One only has to walk down the cereal isle of the supermarket to see the senselessness of the food labelling system that has been introduced by the food industry.

Percentage Daily Intake (%DI) labelling, which since its introduction in 2006, has been incorporated on the front of food packages produced by some of Australia’s largest food manufacturers including George Weston Foods, Mars, Unilever, Kellogg’s, Nestle and PepsiCo, offers little more than a confusing array of numbers and percentages, and makes the job of choosing healthy foods an ever more bewildering task for consumers.

However, a group of researchers from leading public health and consumer organisations, including Cancer Council, Choice, Obesity Policy Coalition, Institute of Obesity, Nutrition and Exercise, University of Sydney and the Public Health Advocacy Institute of Western Australia, have attempted to prove the futility of this %DI labelling system, and more importantly to highlight to the powers that be that there is indeed a better labelling system that will help, rather than hinder, consumers in making healthy food choices.

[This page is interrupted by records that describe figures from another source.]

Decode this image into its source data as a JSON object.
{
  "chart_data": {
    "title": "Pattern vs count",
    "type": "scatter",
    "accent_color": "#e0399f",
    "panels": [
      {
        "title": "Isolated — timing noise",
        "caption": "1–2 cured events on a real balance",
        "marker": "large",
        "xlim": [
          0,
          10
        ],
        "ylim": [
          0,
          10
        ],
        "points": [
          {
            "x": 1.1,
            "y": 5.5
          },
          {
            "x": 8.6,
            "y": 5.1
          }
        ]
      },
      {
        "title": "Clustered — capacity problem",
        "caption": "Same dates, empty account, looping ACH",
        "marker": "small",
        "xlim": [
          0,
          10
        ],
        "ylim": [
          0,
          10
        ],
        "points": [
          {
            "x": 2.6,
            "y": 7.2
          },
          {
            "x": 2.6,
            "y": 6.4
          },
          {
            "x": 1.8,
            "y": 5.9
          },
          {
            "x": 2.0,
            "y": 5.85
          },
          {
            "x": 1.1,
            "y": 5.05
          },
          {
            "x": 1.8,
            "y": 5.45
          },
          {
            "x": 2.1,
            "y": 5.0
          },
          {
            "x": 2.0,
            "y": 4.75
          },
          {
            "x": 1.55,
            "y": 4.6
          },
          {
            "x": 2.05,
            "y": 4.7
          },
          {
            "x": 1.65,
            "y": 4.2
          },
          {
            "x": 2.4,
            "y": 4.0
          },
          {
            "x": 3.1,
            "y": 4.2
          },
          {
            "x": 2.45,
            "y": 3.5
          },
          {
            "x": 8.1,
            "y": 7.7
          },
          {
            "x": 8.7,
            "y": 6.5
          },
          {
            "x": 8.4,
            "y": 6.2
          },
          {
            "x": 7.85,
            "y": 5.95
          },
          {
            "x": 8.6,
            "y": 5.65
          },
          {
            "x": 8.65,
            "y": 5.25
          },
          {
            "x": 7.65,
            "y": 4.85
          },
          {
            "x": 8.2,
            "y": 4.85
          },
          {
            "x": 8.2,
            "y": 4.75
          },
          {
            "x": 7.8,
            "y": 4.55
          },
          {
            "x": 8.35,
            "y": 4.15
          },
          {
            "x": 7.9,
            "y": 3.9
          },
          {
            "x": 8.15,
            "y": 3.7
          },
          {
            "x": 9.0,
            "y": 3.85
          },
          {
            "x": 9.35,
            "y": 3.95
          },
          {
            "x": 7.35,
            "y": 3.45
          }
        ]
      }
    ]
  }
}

This research put nearly 800 consumers to the test to see how well they could use a range of different front-of-pack food labelling systems.

Overall, the Traffic Light labelling system, which uses coloured dots to indicate if a food product has a high (red), moderate (amber) or low (green) level of the nutrients fat, saturated fat, sugar and sodium, was the most effective labelling system, allowing more than 80% of consumers to correctly pick the healthy food products from a set of products in two successive tests.

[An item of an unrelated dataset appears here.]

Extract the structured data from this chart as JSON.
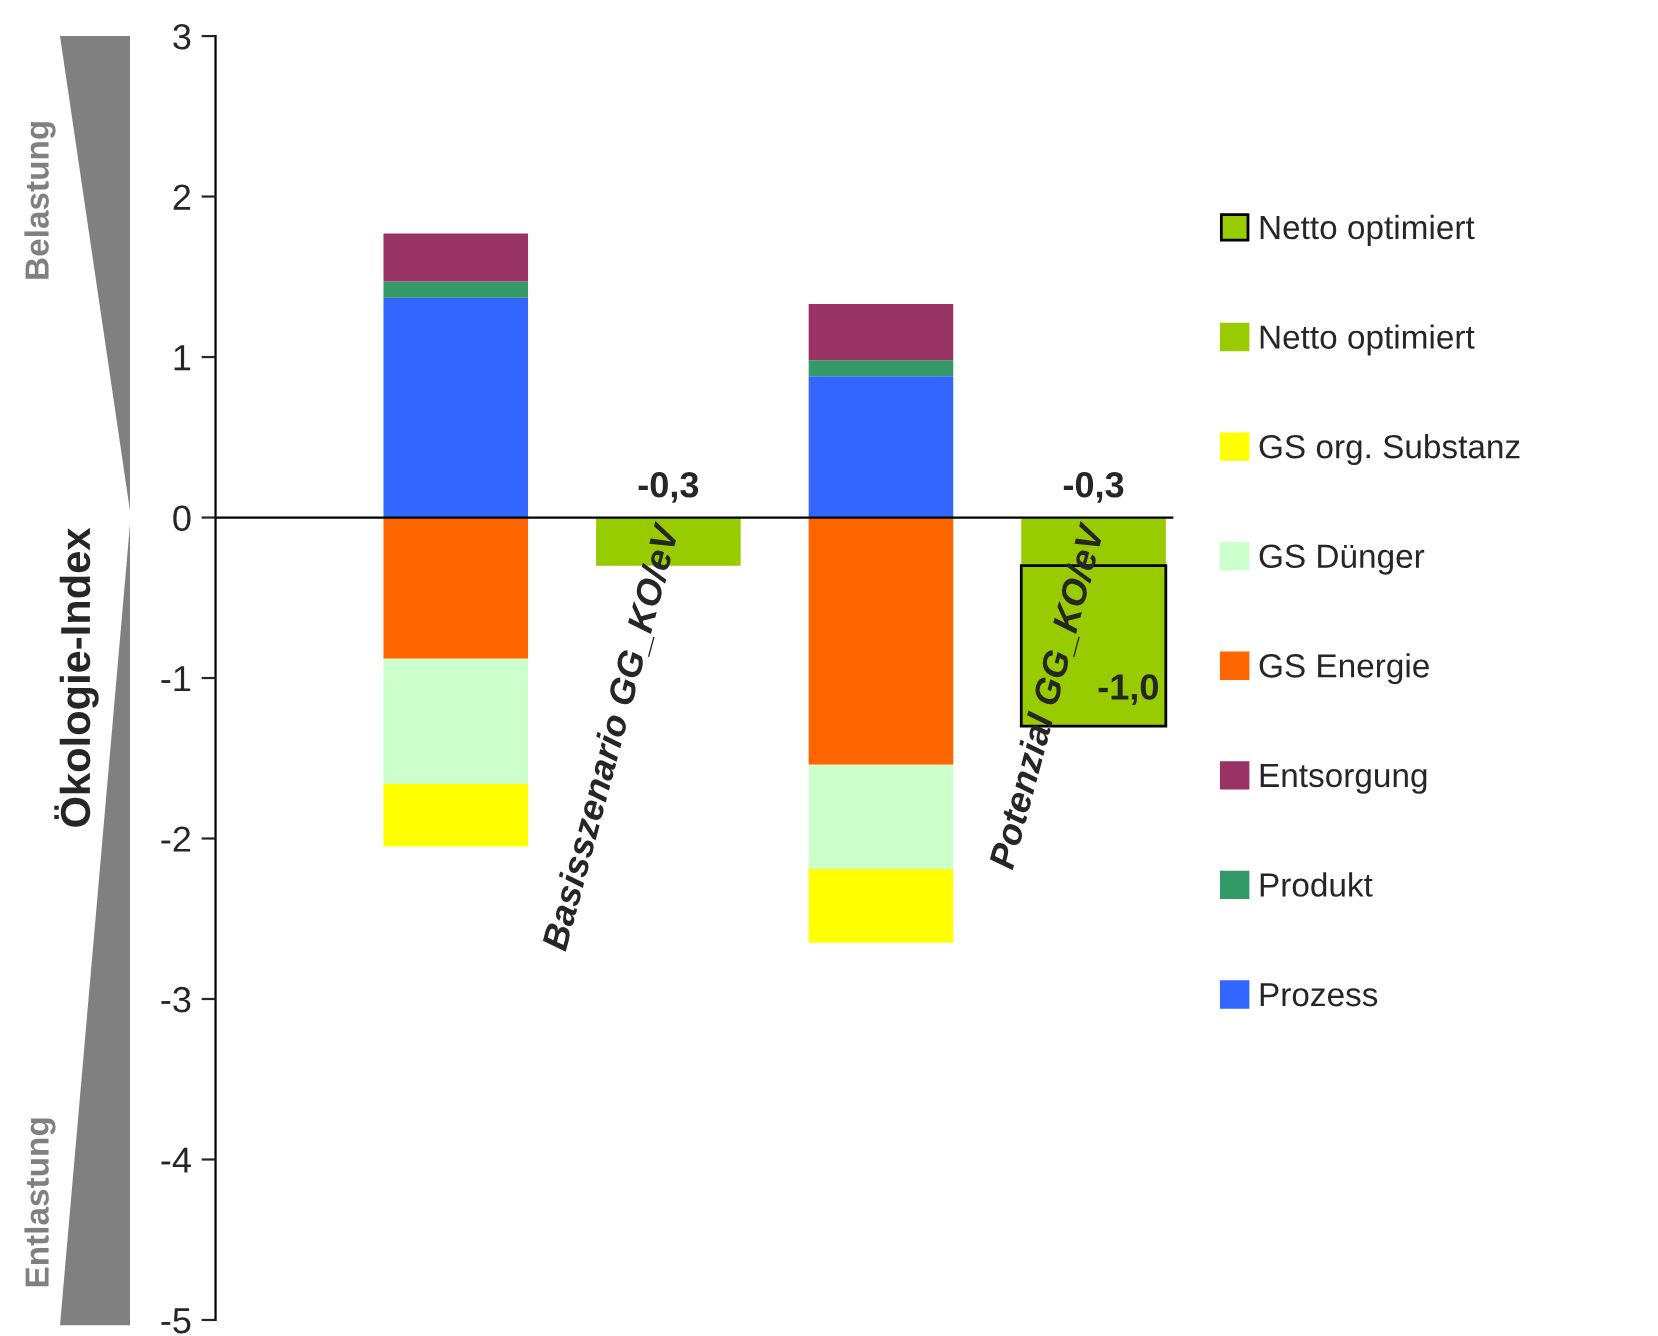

Further, those consumers who compared products using the Traffic Light labelling system were five times more likely to correctly identify the healthier food products, compared to those using the industry preferred %DI system.

As well, consumers from lower socio-economic groups were even less likely to be able to interpret %DI labelling, with consumers from the lowest socio-economic group six times less likely to correctly choose the healthier products using %DI labelling than people from the highest socio-economic group. By comparison, consumers could use the Traffic Light system irrespective of their education and income levels.

In October, the Food Ministerial Council will discuss the possibility of introducing a uniform front-of-pack food labelling system into Australia. This new research provides timely and resolute evidence that Traffic Light labelling is the most effective system to help consumers make healthier food choices.